使用Base64,这两个客户端必须最终发现数据解码为相同的字节;但他们应该看到编码数据具有相同的字符。例如,假设有人希望插入“Hello world!”的Base64编码。 (即'SGVsbG8gd29ybGQh')。如果插入应用程序在UTF-8字符集中工作,则它将字节序列0x53475673624738676432397962475168发送到数据库。

  • if that byte sequence is stored in a BLOB column and later retrieved by an application that is working in UTF-16, the same bytes will be returned—which represent '升噳扇㡧搲㥹扇全' and not the desired Base64-encoded value; whereas

    如果该字节序列存储在BLOB列中并且稍后由在UTF-16中工作的应用程序检索,则将返回相同的字节 - 其代表“升噳扇㡧搲㥹扇全”而不是所需的Base64编码值;而

  • if that byte sequence is stored in a TEXT column and later retrieved by an application that is working in UTF-16, MySQL will transcode on-the-fly to return the byte sequence 0x0053004700560073006200470038006700640032003900790062004700510068—which represents the original Base64-encoded value 'SGVsbG8gd29ybGQh' as desired.

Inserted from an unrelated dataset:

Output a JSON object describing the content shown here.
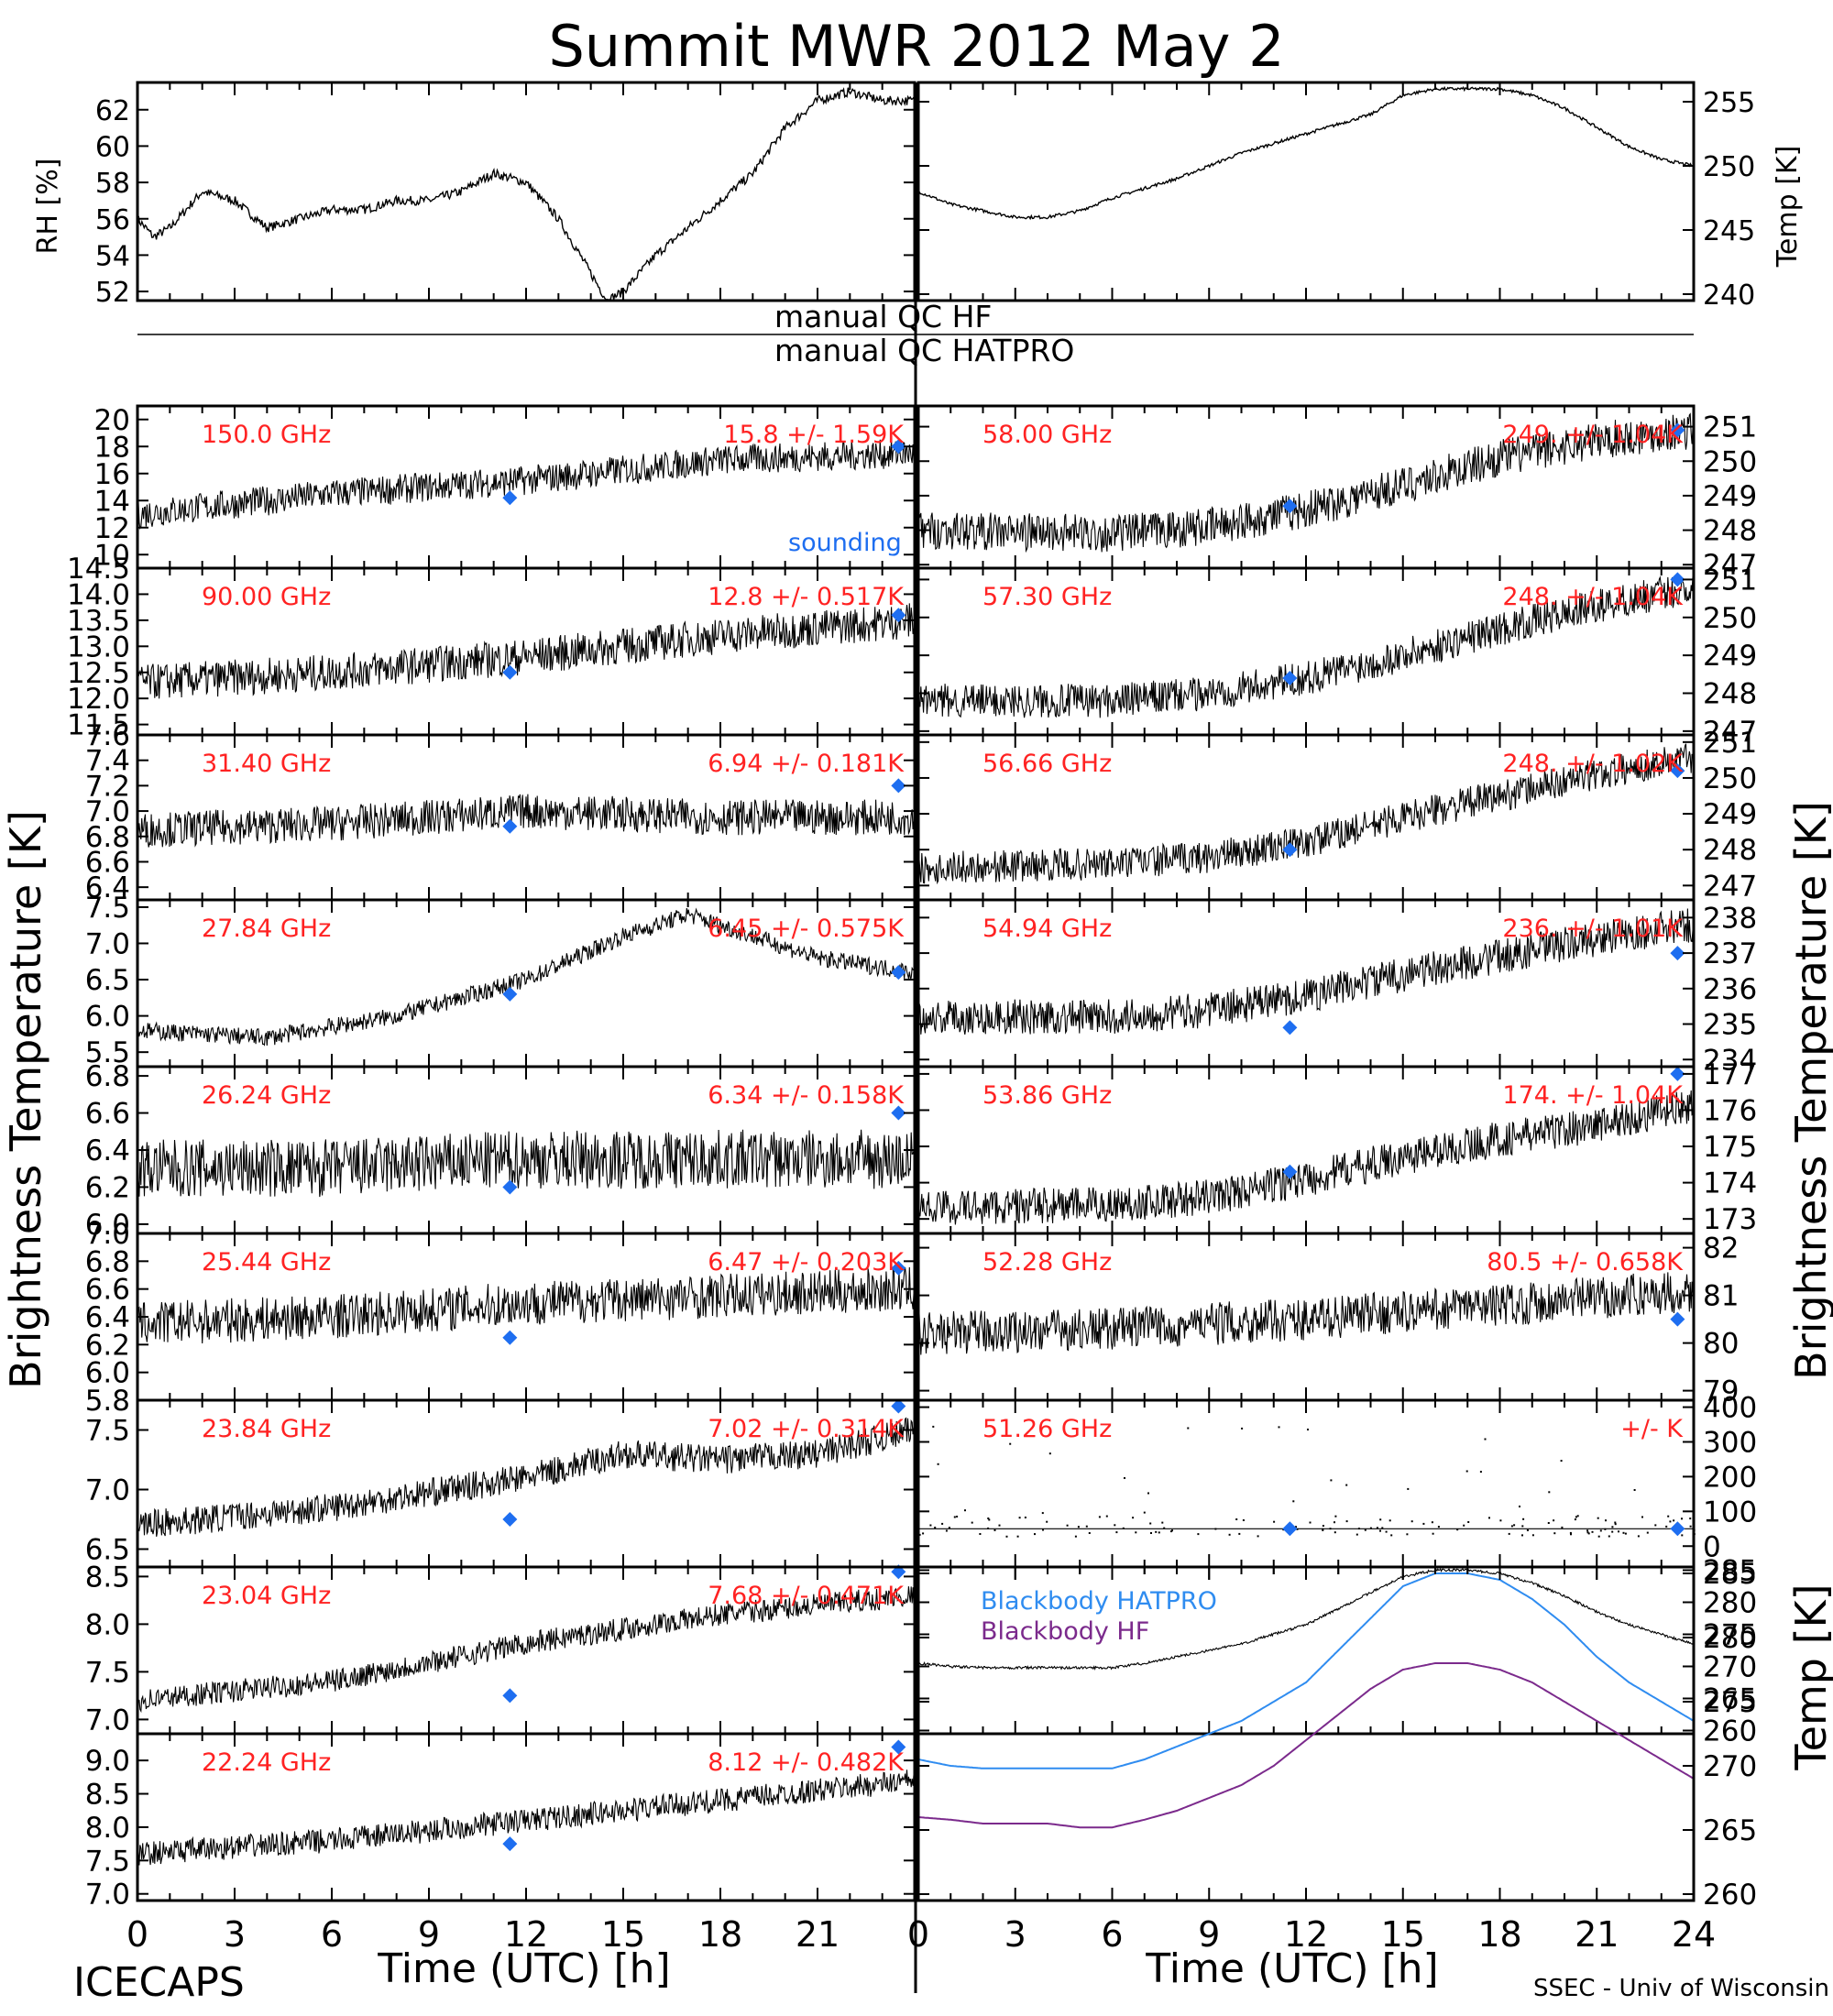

    如果该字节序列存储在TEXT列中,之后由运行在UTF-16中的应用程序检索,则MySQL将动态转码以返回字节序列0x0053004700560073006200470038006700640032003900790062004700510068-其代表原始Base64编码值'SGVsbG8gd29ybGQh'如预期的。

Of course, you could nevertheless use BLOB columns and track the character encoding in some other way—but that would just needlessly reinvent the wheel, with added maintenance complexity and risk of introducing unintentional errors.

当然,你可以使用BLOB列并以其他方式跟踪字符编码 - 但这会不必要地重新发明*,增加了维护的复杂性和引入无意错误的风险。